At the root of many ransomware attacks is the art of social engineering, which involves manipulating a person or persons in order to access corporate systems and private information. Social engineering, widely used in ransomware crimes, plays into human nature’s inclination to trust. For hackers, it is the easiest method for obtaining access to a private system. After all, why would anyone spend the time trying to guess someone’s password when they can simply ask for it themselves?
Social engineering scams have been going on for years and yet, we continue to fall for them every single day. This is due to the overwhelming lack of basic cybersecurity training available to the employees of today’s organizations big and small. In an effort to spread awareness of this tactic and fight back, here is a quick and dirty overview of today’s most common and deadly social engineering scams. After all, if everyone learns to identify these attacks, avoiding them will be MUCH easier!
Phishing is the leading form of social engineering attacks that are typically delivered in the form of an email, chat, web ad or website that has been designed to impersonate a real systems and organization.
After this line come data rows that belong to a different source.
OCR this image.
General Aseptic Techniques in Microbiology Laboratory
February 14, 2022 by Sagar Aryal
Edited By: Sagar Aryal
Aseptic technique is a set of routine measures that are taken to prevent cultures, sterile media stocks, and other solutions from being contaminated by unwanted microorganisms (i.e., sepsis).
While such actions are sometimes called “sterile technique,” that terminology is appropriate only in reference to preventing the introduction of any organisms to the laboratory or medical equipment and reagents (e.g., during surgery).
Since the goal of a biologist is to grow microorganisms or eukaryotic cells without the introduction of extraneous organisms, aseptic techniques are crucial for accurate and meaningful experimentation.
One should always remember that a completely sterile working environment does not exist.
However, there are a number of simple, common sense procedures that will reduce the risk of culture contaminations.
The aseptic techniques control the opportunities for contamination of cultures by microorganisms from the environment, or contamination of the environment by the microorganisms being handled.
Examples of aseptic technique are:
Phishing messages are crafted to deliver a sense of urgency or fear with the end goal of capturing an end user’s sensitive data. A phishing message might come from a bank, the government or a major corporation. The call to actions vary. Some ask the end user to “verify” their login information of an account, and include a mocked-up login page complete with logos and branding to look legitimate. Some claim the end user is the “winner” of a grand prize or lottery and request access to a bank account in which to deliver the winnings. Some ask for charitable donations (and wiring instructions) after a natural disaster or tragedy.
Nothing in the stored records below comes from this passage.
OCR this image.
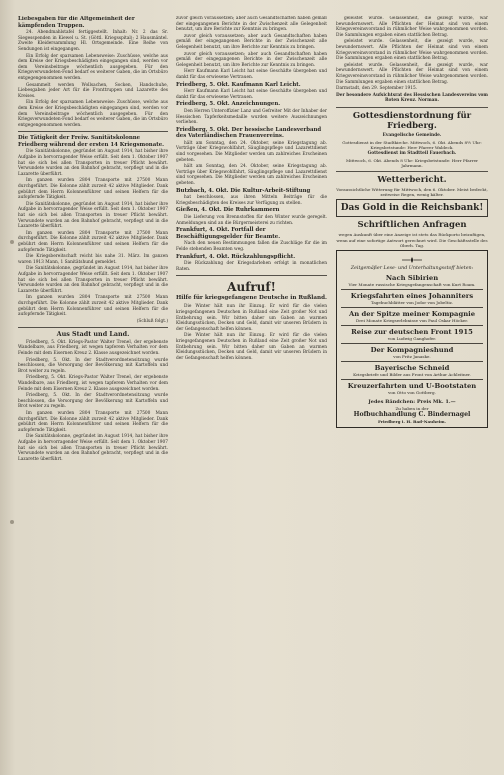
Liebesgaben für die Altgemeinheit der kämpfenden Truppen.
24. Abendmahlstafel fertiggestellt. Inhalt: Nr. 2 das Sr. Siegesspenden in Kiewel u. St. (Göttl. Kriegsspital); 2 Hausmäntel. Zweite Kleidersammlung Hl. Ortsgemeinde. Eine Reihe von Sendungen ist eingegangen.
Ein Erfolg der sparsamen Lebensweise: Zuschüsse, welche aus dem Kreise der Kriegsbeschädigten eingegangen sind, werden vor dem Vereinsbeitrage wöchentlich ausgegeben. Für den Kriegsverwundeten-Fond bedarf es weiterer Gaben, die im Ortsbüro entgegengenommen werden.
Gesammelt werden Wollsachen, Socken, Handschuhe, Liebesgaben jeder Art für die Fronttruppen und Lazarette des Kreises.
Ein Erfolg der sparsamen Lebensweise: Zuschüsse, welche aus dem Kreise der Kriegsbeschädigten eingegangen sind, werden vor dem Vereinsbeitrage wöchentlich ausgegeben. Für den Kriegsverwundeten-Fond bedarf es weiterer Gaben, die im Ortsbüro entgegengenommen werden.
Die Tätigkeit der Freiw. Sanitätskolonne Friedberg während der ersten 14 Kriegsmonate.
Die Sanitätskolonne, gegründet im August 1914, hat bisher ihre Aufgabe in hervorragender Weise erfüllt. Seit dem 1. Oktober 1907 hat sie sich bei allen Transporten in treuer Pflicht bewährt. Verwundete wurden an den Bahnhof gebracht, verpflegt und in die Lazarette überführt.
Im ganzen wurden 2804 Transporte mit 27500 Mann durchgeführt. Die Kolonne zählt zurzeit 42 aktive Mitglieder. Dank gebührt dem Herrn Kolonnenführer und seinen Helfern für die aufopfernde Tätigkeit.
Die Sanitätskolonne, gegründet im August 1914, hat bisher ihre Aufgabe in hervorragender Weise erfüllt. Seit dem 1. Oktober 1907 hat sie sich bei allen Transporten in treuer Pflicht bewährt. Verwundete wurden an den Bahnhof gebracht, verpflegt und in die Lazarette überführt.
Im ganzen wurden 2804 Transporte mit 27500 Mann durchgeführt. Die Kolonne zählt zurzeit 42 aktive Mitglieder. Dank gebührt dem Herrn Kolonnenführer und seinen Helfern für die aufopfernde Tätigkeit.
Die Kriegsbereitschaft reicht bis nahe 31. März. Im ganzen waren 1913 Mann, 1 Sanitätshund gemeldet.
Die Sanitätskolonne, gegründet im August 1914, hat bisher ihre Aufgabe in hervorragender Weise erfüllt. Seit dem 1. Oktober 1907 hat sie sich bei allen Transporten in treuer Pflicht bewährt. Verwundete wurden an den Bahnhof gebracht, verpflegt und in die Lazarette überführt.
Im ganzen wurden 2804 Transporte mit 27500 Mann durchgeführt. Die Kolonne zählt zurzeit 42 aktive Mitglieder. Dank gebührt dem Herrn Kolonnenführer und seinen Helfern für die aufopfernde Tätigkeit.
(Schluß folgt.)
Aus Stadt und Land.
Friedberg, 5. Okt. Kriegs-Pastor Walter Trenel, der ergebenste Wandelbare, aus Friedberg, ist wegen tapferem Verhalten vor dem Feinde mit dem Eisernen Kreuz 2. Klasse ausgezeichnet worden.
Friedberg, 5. Okt. In der Stadtverordnetensitzung wurde beschlossen, die Versorgung der Bevölkerung mit Kartoffeln und Brot weiter zu regeln.
Friedberg, 5. Okt. Kriegs-Pastor Walter Trenel, der ergebenste Wandelbare, aus Friedberg, ist wegen tapferem Verhalten vor dem Feinde mit dem Eisernen Kreuz 2. Klasse ausgezeichnet worden.
Friedberg, 5. Okt. In der Stadtverordnetensitzung wurde beschlossen, die Versorgung der Bevölkerung mit Kartoffeln und Brot weiter zu regeln.
Im ganzen wurden 2804 Transporte mit 27500 Mann durchgeführt. Die Kolonne zählt zurzeit 42 aktive Mitglieder. Dank gebührt dem Herrn Kolonnenführer und seinen Helfern für die aufopfernde Tätigkeit.
Die Sanitätskolonne, gegründet im August 1914, hat bisher ihre Aufgabe in hervorragender Weise erfüllt. Seit dem 1. Oktober 1907 hat sie sich bei allen Transporten in treuer Pflicht bewährt. Verwundete wurden an den Bahnhof gebracht, verpflegt und in die Lazarette überführt.
zuvor gleich voraussetzen; aber auch Gesandtschaften haben gemäß der eingegangenen Berichte in der Zwischenzeit alle Gelegenheit benutzt, um ihre Berichte zur Kenntnis zu bringen.
zuvor gleich voraussetzen; aber auch Gesandtschaften haben gemäß der eingegangenen Berichte in der Zwischenzeit alle Gelegenheit benutzt, um ihre Berichte zur Kenntnis zu bringen.
zuvor gleich voraussetzen; aber auch Gesandtschaften haben gemäß der eingegangenen Berichte in der Zwischenzeit alle Gelegenheit benutzt, um ihre Berichte zur Kenntnis zu bringen.
Herr Kaufmann Karl Leicht hat seine Geschäfte übergeben und dankt für das erwiesene Vertrauen.
Friedberg, 5. Okt. Kaufmann Karl Leicht.
Herr Kaufmann Karl Leicht hat seine Geschäfte übergeben und dankt für das erwiesene Vertrauen.
Friedberg, 5. Okt. Anzeichnungen.
Den Herren Unteroffizier Lanz und Gefreiter Mit der Inhaber der Hessischen Tapferkeitsmedaille wurden weitere Auszeichnungen verliehen.
Friedberg, 5. Okt. Der hessische Landesverband des Vaterländischen Frauenvereins.
hält am Sonntag, den 24. Oktober, seine Kriegstagung ab. Vorträge über Kriegswohlfahrt, Säuglingspflege und Lazarettdienst sind vorgesehen. Die Mitglieder werden um zahlreiches Erscheinen gebeten.
hält am Sonntag, den 24. Oktober, seine Kriegstagung ab. Vorträge über Kriegswohlfahrt, Säuglingspflege und Lazarettdienst sind vorgesehen. Die Mitglieder werden um zahlreiches Erscheinen gebeten.
Butzbach, 4. Okt. Die Kultur-Arbeit-Stiftung
hat beschlossen, aus ihren Mitteln Beiträge für die Kriegsbeschädigten des Kreises zur Verfügung zu stellen.
Gießen, 4. Okt. Die Ruhrkammern
Die Lieferung von Brennstoffen für den Winter wurde geregelt. Anmeldungen sind an die Bürgermeisterei zu richten.
Frankfurt, 4. Okt. Fortfall der Beschäftigungsgelder für Beamte.
Nach den neuen Bestimmungen fallen die Zuschläge für die im Felde stehenden Beamten weg.
Frankfurt, 4. Okt. Rückzahlungspflicht.
Die Rückzahlung der Kriegsdarlehen erfolgt in monatlichen Raten.
Aufruf!
Hilfe für kriegsgefangene Deutsche in Rußland.
Die Winter hält nun ihr Einzug. Er wird für die vielen kriegsgefangenen Deutschen in Rußland eine Zeit großer Not und Entbehrung sein. Wir bitten daher um Gaben an warmen Kleidungsstücken, Decken und Geld, damit wir unseren Brüdern in der Gefangenschaft helfen können.
Die Winter hält nun ihr Einzug. Er wird für die vielen kriegsgefangenen Deutschen in Rußland eine Zeit großer Not und Entbehrung sein. Wir bitten daher um Gaben an warmen Kleidungsstücken, Decken und Geld, damit wir unseren Brüdern in der Gefangenschaft helfen können.
geleistet wurde. Gelassenheit, die gezeigt wurde, war bewundernswert. Alle Pflichten der Heimat sind von einem Kriegsvereinsvorstand in rühmlicher Weise wahrgenommen worden. Die Sammlungen ergaben einen stattlichen Betrag.
geleistet wurde. Gelassenheit, die gezeigt wurde, war bewundernswert. Alle Pflichten der Heimat sind von einem Kriegsvereinsvorstand in rühmlicher Weise wahrgenommen worden. Die Sammlungen ergaben einen stattlichen Betrag.
geleistet wurde. Gelassenheit, die gezeigt wurde, war bewundernswert. Alle Pflichten der Heimat sind von einem Kriegsvereinsvorstand in rühmlicher Weise wahrgenommen worden. Die Sammlungen ergaben einen stattlichen Betrag.
Darmstadt, den 29. September 1915.
Der besondere Aufsichtsrat des Hessischen Landesvereins vom Roten Kreuz. Norman.
Gottesdienstordnung für Friedberg.
Evangelische Gemeinde.
Gottesdienst in der Stadtkirche. Mittwoch, 6. Okt. Abends 8½ Uhr: Kriegsbetstunde: Herr Pfarrer Waldeck.
Gottesdienst im Stadtteil Fauerbach.
Mittwoch, 6. Okt. Abends 8 Uhr: Kriegsbetstunde: Herr Pfarrer Jahrmann.
Wetterbericht.
Voraussichtliche Witterung für Mittwoch, den 6. Oktober. Meist bedeckt, zeitweise Regen, wenig kälter.
Das Gold in die Reichsbank!
Schriftlichen Anfragen
wegen Auskunft über eine Anzeige ist stets das Rückporto beizufügen, wenn auf eine sofortige Antwort gerechnet wird. Die Geschäftsstelle des Oberh. Tag.
Zeitgemäßer Lese- und Unterhaltungsstoff bieten:
Nach Sibirien
Vier Monate russische Kriegsgefangenschaft von Kurt Roam.
Kriegsfahrten eines Johanniters
Tagebuchblätter von Jodor von Jobeltiz.
An der Spitze meiner Kompagnie
Drei Monate Kriegserlebnisse von Paul Oskar Höcker.
Reise zur deutschen Front 1915
von Ludwig Ganghofer.
Der Kompagnieshund
von Fritz Janaske.
Bayerische Schneid
Kriegsbriefe und Bilder aus Front von Arthur Achleitner.
Kreuzerfahrten und U-Bootstaten
von Otto von Gottberg.
Jedes Bändchen: Preis Mk. 1.—
Zu haben in der
Hofbuchhandlung C. Bindernagel
Friedberg i. H. Bad-Nauheim.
Baiting, similar to phishing, involves offering something enticing to an end user, in exchange for login information or private data. The “bait” comes in many forms, both digital, such as a music or movie download on a peer-to-peer site, and physical, such as a corporate branded flash drive labeled “Executive Salary Summary Q3 2016” that is left out on a desk for an end user to find. Once the bait is downloaded or used, malicious software is delivered directly into the end users system and the hacker is able to get to work.
Quid Pro Quo
Similar to baiting, quid pro quo involves a hacker requesting the exchange of critical data or login credentials in exchange for a service. For example, an end user might receive a phone call from the hacker who, posed as a technology expert, offers free IT assistance or technology improvements in exchange for login credentials. Another common example is a hacker, posed as a researcher, asks for access to the company’s network as part of an experiment in exchange for $100. If an offer sounds too good to be true, it probably is quid pro quo.
Pretexting, the human equivalent of phishing, is when a hacker creates a false sense of trust between themselves and the end user by impersonating a co-worker or a figure of authority well known to an end user in order to gain access to login information. An example of this type of scam is an email to an employee from what appears to be the head of IT Support or a chat message from an investigator who claims to be performing a corporate audit.
Piggybacking, also called tailgating, is when an unauthorized person physically follows an authorized person into a restricted corporate area or system. One tried-and-true method of piggybacking is when a hacker calls out to an employee to hold a door open for them as they’ve forgotten their RFID card. Another method involves a person asking an employee to “borrow” his or her laptop for a few minutes, during which the criminal is able to quickly install malicious software.
For all employees to be aware of the various forms of social engineering is essential for ensuring corporate cybersecurity. If end users know the main characteristics of these attacks, it’s much more likely they can avoid falling for them.
Aside from education and awareness, there are other ways to reduce the risk of being hacked. Employees should be instructed not to open emails or click links from unknown sources. Computers should never be shared with anyone, even for a moment. By default, all company desktops, laptops and mobile devices should automatically lock when left idle for longer than 5 minutes (or less). Lastly, ensure your business is prepared to quickly recover from this kind of attack in case an employee does fall victim to one of these schemes. Humans are humans after all. By leveraging a solid backup and recovery solution, everyone can rest easy.